Grilled Salmon Poke Wraps Bowl


Ingredients

Scale
  • 8 oz sushi-grade salmon, diced into 1/2-inch cubes
  • 2 tbsp soy sauce (Japanese-style preferred)
  • 1 tbsp sesame oil (toasted variety adds best flavor)
  • 1 tsp rice vinegar (don’t substitute regular vinegar)
  • 1/2 tsp sriracha sauce (adjust to taste)
  • 1 cup cooked sushi rice, cooled slightly
  • 1/2 cup diced cucumber (English cucumber works great)
  • 1/4 cup diced mango (ripe but firm)
  • 1/4 cup sliced avocado (slice just before serving)
  • 1/4 cup shredded carrots (matchstick-cut preferred)
  • 4 large butter lettuce leaves (Boston lettuce works too)
  • Black and white sesame seeds for garnish

Instructions

  1. Start with the star of the show—combine diced sushi-grade salmon with soy sauce, sesame oil, rice vinegar, and sriracha in a bowl. Mix gently to avoid mashing the fish.
  2. Let the salmon marinate for exactly 10 minutes. Don’t rush this step—it’s when all those Hawaiian flavors come together.
  3. While the salmon marinates, prep your other ingredients and lay out your butter lettuce leaves on a clean surface.
  4. Assembly time! Place each lettuce leaf flat like a little boat. Add a generous scoop of sushi rice as your base.
  5. Top the rice with marinated salmon, diced cucumber, mango, avocado slices, and shredded carrots. Don’t overfill or rolling gets tricky.
  6. Sprinkle both black and white sesame seeds generously on top—this adds great texture and authentic flavor.
  7. Carefully roll each lettuce leaf around the filling, tucking in the sides as you go, just like making a soft burrito.
  8. Serve immediately and enjoy the fresh, clean flavors of Hawaii in every bite!

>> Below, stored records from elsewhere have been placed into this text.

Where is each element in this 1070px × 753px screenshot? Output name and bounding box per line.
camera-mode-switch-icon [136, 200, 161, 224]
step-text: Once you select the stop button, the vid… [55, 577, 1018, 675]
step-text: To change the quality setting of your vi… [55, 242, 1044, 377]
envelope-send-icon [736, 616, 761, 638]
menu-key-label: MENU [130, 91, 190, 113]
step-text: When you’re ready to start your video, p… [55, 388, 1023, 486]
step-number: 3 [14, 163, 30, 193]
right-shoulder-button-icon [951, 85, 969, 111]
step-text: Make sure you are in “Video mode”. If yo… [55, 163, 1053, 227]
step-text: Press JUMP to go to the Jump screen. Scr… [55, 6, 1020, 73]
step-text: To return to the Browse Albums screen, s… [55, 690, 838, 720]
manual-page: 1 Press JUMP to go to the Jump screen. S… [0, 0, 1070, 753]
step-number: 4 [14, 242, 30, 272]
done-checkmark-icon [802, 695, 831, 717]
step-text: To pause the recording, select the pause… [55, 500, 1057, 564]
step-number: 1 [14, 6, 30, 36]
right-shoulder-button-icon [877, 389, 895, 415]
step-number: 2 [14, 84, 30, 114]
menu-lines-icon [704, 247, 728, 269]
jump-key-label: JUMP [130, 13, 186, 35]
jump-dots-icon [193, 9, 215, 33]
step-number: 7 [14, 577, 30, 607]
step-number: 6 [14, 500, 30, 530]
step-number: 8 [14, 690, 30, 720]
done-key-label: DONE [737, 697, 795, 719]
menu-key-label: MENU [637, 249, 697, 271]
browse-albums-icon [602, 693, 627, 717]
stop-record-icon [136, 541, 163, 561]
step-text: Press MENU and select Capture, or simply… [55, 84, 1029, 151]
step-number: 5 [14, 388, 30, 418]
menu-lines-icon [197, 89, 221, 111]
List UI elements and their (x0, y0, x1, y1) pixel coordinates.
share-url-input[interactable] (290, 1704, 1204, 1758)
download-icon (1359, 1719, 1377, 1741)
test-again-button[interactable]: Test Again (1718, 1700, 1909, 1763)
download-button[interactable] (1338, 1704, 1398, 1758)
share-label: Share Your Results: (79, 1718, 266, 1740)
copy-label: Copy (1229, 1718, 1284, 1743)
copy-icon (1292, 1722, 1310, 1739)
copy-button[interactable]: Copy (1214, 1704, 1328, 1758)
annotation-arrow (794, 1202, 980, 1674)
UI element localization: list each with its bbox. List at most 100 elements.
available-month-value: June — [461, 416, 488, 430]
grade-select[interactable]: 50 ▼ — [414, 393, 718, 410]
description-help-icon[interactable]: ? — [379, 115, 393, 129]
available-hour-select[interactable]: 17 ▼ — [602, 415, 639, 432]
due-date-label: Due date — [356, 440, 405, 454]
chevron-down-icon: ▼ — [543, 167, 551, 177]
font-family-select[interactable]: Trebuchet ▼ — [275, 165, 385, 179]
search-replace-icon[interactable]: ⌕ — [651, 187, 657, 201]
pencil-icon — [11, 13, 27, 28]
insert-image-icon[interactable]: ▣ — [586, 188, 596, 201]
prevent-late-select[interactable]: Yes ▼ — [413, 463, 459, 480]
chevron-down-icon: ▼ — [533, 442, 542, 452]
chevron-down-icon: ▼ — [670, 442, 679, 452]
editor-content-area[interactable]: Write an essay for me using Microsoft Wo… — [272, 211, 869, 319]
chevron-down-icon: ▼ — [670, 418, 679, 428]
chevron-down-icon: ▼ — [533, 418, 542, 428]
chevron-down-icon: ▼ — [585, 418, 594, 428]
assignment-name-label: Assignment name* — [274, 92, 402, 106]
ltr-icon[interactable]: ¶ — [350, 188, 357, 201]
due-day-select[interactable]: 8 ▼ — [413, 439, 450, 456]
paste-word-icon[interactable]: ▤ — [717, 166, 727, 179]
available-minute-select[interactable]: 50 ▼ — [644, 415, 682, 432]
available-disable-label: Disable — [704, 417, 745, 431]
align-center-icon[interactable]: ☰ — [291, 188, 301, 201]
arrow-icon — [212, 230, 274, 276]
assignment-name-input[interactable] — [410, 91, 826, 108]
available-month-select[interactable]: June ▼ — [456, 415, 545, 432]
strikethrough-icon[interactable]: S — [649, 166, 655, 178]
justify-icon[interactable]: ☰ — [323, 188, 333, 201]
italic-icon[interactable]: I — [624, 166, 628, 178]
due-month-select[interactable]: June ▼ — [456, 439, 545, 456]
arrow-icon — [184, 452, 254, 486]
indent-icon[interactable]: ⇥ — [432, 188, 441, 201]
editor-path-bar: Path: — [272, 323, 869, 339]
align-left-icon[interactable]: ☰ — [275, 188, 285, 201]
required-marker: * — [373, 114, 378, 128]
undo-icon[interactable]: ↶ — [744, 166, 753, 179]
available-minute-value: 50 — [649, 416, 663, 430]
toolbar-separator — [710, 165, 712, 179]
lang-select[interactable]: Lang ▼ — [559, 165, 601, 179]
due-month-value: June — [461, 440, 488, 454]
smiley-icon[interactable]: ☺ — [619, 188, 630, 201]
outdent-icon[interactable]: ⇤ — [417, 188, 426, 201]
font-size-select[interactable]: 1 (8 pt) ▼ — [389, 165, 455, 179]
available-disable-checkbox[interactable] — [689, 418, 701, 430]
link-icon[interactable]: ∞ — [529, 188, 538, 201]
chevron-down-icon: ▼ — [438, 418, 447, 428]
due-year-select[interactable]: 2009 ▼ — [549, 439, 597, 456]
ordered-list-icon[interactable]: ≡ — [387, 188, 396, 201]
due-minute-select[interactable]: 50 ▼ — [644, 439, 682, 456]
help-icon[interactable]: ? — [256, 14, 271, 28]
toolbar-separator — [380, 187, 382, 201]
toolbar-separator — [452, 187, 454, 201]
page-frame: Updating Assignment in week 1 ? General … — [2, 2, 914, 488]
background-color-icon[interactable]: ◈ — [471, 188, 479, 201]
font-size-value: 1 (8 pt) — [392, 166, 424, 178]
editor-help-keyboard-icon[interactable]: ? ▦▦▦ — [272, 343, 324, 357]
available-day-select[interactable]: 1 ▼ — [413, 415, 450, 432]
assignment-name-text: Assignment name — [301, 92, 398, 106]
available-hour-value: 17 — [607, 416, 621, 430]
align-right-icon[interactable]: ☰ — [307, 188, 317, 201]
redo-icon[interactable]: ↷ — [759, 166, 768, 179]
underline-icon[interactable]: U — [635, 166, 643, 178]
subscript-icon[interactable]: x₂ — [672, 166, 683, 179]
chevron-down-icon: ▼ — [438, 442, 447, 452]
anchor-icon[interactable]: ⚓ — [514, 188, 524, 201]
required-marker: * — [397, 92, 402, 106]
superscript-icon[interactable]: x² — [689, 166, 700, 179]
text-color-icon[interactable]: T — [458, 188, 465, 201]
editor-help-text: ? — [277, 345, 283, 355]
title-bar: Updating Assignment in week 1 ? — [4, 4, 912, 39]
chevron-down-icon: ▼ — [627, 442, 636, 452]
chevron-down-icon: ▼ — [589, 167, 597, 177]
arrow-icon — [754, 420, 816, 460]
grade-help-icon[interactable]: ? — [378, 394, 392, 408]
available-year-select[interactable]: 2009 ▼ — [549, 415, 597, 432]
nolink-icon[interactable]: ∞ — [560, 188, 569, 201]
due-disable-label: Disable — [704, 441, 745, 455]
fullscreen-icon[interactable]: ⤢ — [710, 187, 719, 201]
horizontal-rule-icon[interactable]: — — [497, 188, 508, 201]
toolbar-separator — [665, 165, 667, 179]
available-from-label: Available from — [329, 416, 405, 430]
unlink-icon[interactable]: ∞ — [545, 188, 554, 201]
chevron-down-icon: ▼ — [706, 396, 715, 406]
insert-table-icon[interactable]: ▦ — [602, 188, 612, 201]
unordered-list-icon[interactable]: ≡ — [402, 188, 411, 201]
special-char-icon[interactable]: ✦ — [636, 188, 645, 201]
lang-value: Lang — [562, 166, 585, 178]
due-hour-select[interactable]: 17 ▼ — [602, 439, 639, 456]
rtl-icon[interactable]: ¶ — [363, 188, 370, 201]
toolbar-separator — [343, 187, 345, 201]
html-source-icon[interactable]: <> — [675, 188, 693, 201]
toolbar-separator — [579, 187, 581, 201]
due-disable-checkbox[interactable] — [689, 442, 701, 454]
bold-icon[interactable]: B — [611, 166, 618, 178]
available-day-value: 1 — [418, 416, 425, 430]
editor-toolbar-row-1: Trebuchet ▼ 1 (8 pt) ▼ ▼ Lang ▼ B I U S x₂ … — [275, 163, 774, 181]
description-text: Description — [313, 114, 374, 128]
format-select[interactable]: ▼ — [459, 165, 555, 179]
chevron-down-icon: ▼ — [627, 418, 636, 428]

Nutrition Information (Per Wrap):

  • Calories: 285
  • Carbohydrates: 32g
  • Protein: 22g
  • Fat: 8g
  • Fiber: 4g
  • Sodium: 520mg
  • Omega-3 fatty acids: 1.2g
  • Vitamin C: 35% DV Rich in heart-healthy omega-3s from salmon and vitamin C from fresh vegetables

Notes:

Seriously, use sushi-grade salmon only—your health depends on it. Every fish counter is different, so ask specifically for sushi-grade. The 10-minute marinating time is perfect—longer can make the fish mushy. Don’t skip the sesame seeds; they add authentic poke bar flavor.

Storage Tips:

Best assembled fresh, but salmon can marinate up to 2 hours in the fridge. Keep all components separate until serving time to prevent soggy lettuce. Leftover marinated salmon keeps 24 hours refrigerated, but don’t freeze it.

Serving Suggestions:

  • Traditional Style: Serve with chopsticks and extra soy sauce on the side
  • Party Presentation: Arrange wraps on a platter with small bowls of extra toppings
  • Lunch Box: Wrap individually in parchment paper for portable meals
  • Dinner Style: Pair with miso soup and edamame for full Hawaiian experience

Mix It Up (Recipe Variations):

  • Spicy Mayo Poke: Add mayonnaise mixed with sriracha for creamy heat
  • Hawaiian Pineapple: Replace mango with diced fresh pineapple for tropical sweetness
  • Vegetarian Poke: Use marinated firm tofu cubes instead of salmon
  • Low-Carb Version: Skip the rice and add extra vegetables for lighter option

What Makes This Recipe Special:

This Hawaiian poke bowl wrap uses traditional Pacific Islander marinating techniques with soy sauce, sesame oil, and rice vinegar to create authentic flavors in a convenient handheld format. The combination of sushi-grade salmon with tropical fruits and crisp vegetables captures the essence of Hawaiian cuisine while making it accessible for busy families who want restaurant-quality meals at home.